When Savarkar coined the idea of Hindutva, there was a singular objective. To make India a glorious nation.
Every single political leader today speaks of that glory.
Pseudo-hindutvavadis speak of this glory being in the past, and promote what one would consider a regressive society. Pseudo-secularists speak of this glory being possible only when the religious majority is as miserable as the religious minority. Their brothers-in-arms, the communists, want to achieve this glory by making the higher economic classes as miserable as the lower economic classes.
Perfect. Is anyone really thinking here?
How does one consider a society as being civilised, as being advanced? In my opinion, this happens when the current generation creates opportunities for the next generation to do better than itself, be it socially, economically, ethically, morally, or by any other benchmark. Unless progress is achieved on all these fronts, that society cannot be considered a civilised, advanced or progressive.
The basic idea of Hindutva is that there are certain things that are fundamentally right and wrong, from the point of view of the progress of Hindu (read Indian, and so henceforth) society at a given point in time. If that is conservatism, so be it. However, by no means can and should the dictionary meaning of the word conservative apply to Hindutva.

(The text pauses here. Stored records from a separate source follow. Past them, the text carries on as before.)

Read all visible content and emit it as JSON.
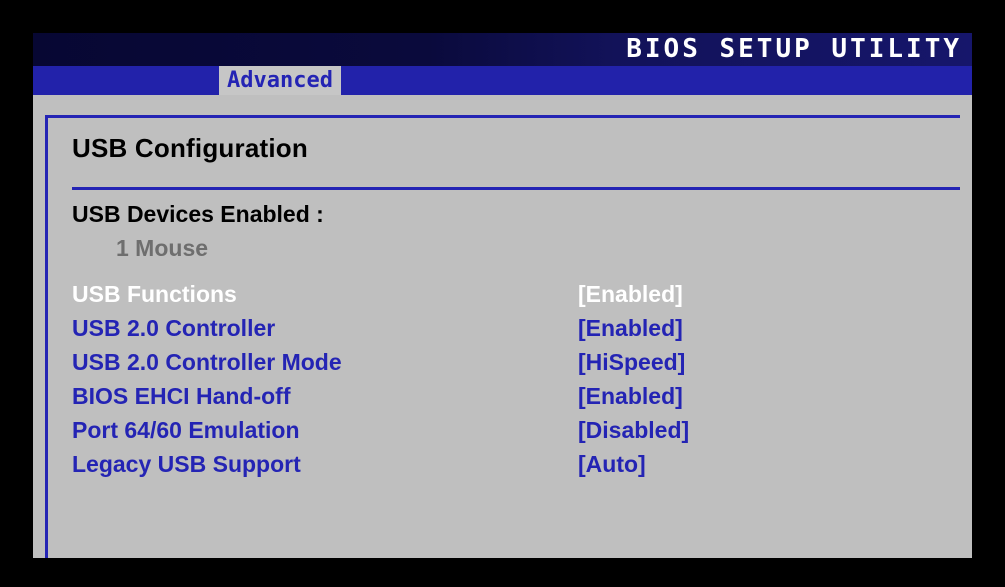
{
  "window": {
    "title": "BIOS SETUP UTILITY"
  },
  "menu": {
    "tabs": [
      {
        "label": "Advanced",
        "active": true
      }
    ]
  },
  "panel": {
    "heading": "USB Configuration",
    "devices": {
      "label": "USB Devices Enabled :",
      "value": "1 Mouse"
    },
    "settings": [
      {
        "name": "USB Functions",
        "value": "[Enabled]",
        "selected": true
      },
      {
        "name": "USB 2.0 Controller",
        "value": "[Enabled]",
        "selected": false
      },
      {
        "name": "USB 2.0 Controller Mode",
        "value": "[HiSpeed]",
        "selected": false
      },
      {
        "name": "BIOS EHCI Hand-off",
        "value": "[Enabled]",
        "selected": false
      },
      {
        "name": "Port 64/60 Emulation",
        "value": "[Disabled]",
        "selected": false
      },
      {
        "name": "Legacy USB Support",
        "value": "[Auto]",
        "selected": false
      }
    ]
  },
  "colors": {
    "screen_border": "#000000",
    "panel_background": "#bfbfbf",
    "title_bar_dark": "#070733",
    "title_bar_light": "#16166b",
    "menu_bar": "#2222aa",
    "accent_blue": "#2424b4",
    "tab_background": "#c6c6c6",
    "selected_text": "#ffffff",
    "heading_text": "#000000",
    "dim_text": "#6e6e6e"
  }
}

An excellent example is the consumption of beef. Vegetarianism is considered noble in Hindu circles, with people consuming only vegetarian food on certain days and during the month of Shravan, for an entire month. However, when there is a famine, does one's dharma to survive supercede one's dharma to observe vegetarianism? Does not consuming beef supercede one's duty to feed one's family?
There is an excellent remark that Krishna makes to Arjuna, something that Adi Shankaracharya also later explained in considerable detail, causing him to be labeled as 'a buddhist in disguise', alas.
Of what significance is the the reservoir of the Vedas, O Arjuna, when the floodgates of realisation open?
The realisation that Krishna talks about here is the much celebrated and much elusive sadasadvivekabuddhi, or as the advaitins like to call it, the niirakshirabuddhi - the knowledge to tell right from wrong, truth from falsehood, existence from illusion, milk from water.
Today we like to consider ourselves socially liberal. What exactly does this liberalism entail? The freedom to do what we want? Isn't the term for 'a state of society where everyone can do what they please' called anarchy? And while Jnaneshvara has asked that 'Let everyone beget what they desire' when he asks the Universal God for the 'boon of nectar', we are far far away from actually realising that, and may never do so in actuality. There is bound to be conflict when two people, or groups of people want things to be a certain way.
These conflicts cannot be resolved based on emotional grounds. They have to be resolved based on understanding the impact of these changes on the entire society, not only at the given point in time, but it's lasting effect on coming generations.
Precedents are difficult to overcome, so let the only precedent that is judiciously and assiduously followed be the employment of knowledge and intelligence towards the resolution of any and all conflicts, taking into consideration the overall impact such resolution may have on the entire society at that given time and in the times to come.